Mais pourquoi "éloge de la fuite" ? Explications...

Face à cet ordre social pesant, l'individu (en tant qu'être vivant) a 3 attitudes possibles : la soumission, la lutte, ou la fuite.

Pour la soumission, inutile de préciser que nous en faisons tous un usage immodéré, ne serait-ce qu'en se levant le matin, en étant poli, en amenant nos enfants à l'école et en respectant la plupart des lois : même le plus noir des anarchistes fait, pour l'essentiel, acte de soumission.

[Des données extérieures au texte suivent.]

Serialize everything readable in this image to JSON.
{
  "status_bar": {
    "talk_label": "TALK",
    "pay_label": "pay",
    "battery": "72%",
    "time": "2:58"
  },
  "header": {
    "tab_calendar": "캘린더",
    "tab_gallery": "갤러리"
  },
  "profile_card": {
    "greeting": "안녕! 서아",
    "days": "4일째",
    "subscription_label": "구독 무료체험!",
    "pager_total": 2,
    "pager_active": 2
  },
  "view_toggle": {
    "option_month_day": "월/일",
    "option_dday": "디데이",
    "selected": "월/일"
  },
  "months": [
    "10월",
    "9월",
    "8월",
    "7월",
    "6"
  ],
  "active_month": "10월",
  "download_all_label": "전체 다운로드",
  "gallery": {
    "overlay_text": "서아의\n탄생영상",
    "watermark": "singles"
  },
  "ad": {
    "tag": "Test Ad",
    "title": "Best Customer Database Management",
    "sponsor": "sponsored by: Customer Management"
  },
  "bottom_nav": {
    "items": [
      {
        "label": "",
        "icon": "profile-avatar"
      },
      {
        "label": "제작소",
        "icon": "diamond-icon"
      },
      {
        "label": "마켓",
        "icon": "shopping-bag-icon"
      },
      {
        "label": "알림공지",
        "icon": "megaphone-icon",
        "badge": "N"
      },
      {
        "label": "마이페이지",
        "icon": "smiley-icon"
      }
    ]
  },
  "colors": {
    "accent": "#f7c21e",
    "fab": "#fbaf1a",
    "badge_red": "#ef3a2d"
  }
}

Pour la lutte... Laborit nous démontre facilement son impossibilité :
- Lutter seul est voué à l'échec. Essayez seulement, et la société vous éliminera d'une manière ou d'une autre.
- Lutter en groupe organisé apparaît possible (lutte syndicale ou politique, par exemple). Mais dans ce cas, on s'agrège à une organisation, dans laquelle le modèle classique de dominance ne tarde pas à se mettre en place (rappelez-vous, toujours nos vieilles pulsions).
Autrement dit, on remplace une dominance par une autre : ou encore, lutter contre le modèle de dominance, c'est lutter contre notre propre nature... donc c'est impossible.

Reste la fuite !

Pour Laborit, la fuite se conçoit avant tout dans l'imaginaire. Elle y permet, entre autres, la création, l'art et la science. D'autres fuites étant possibles, chacun devrait pouvoir trouver la sienne...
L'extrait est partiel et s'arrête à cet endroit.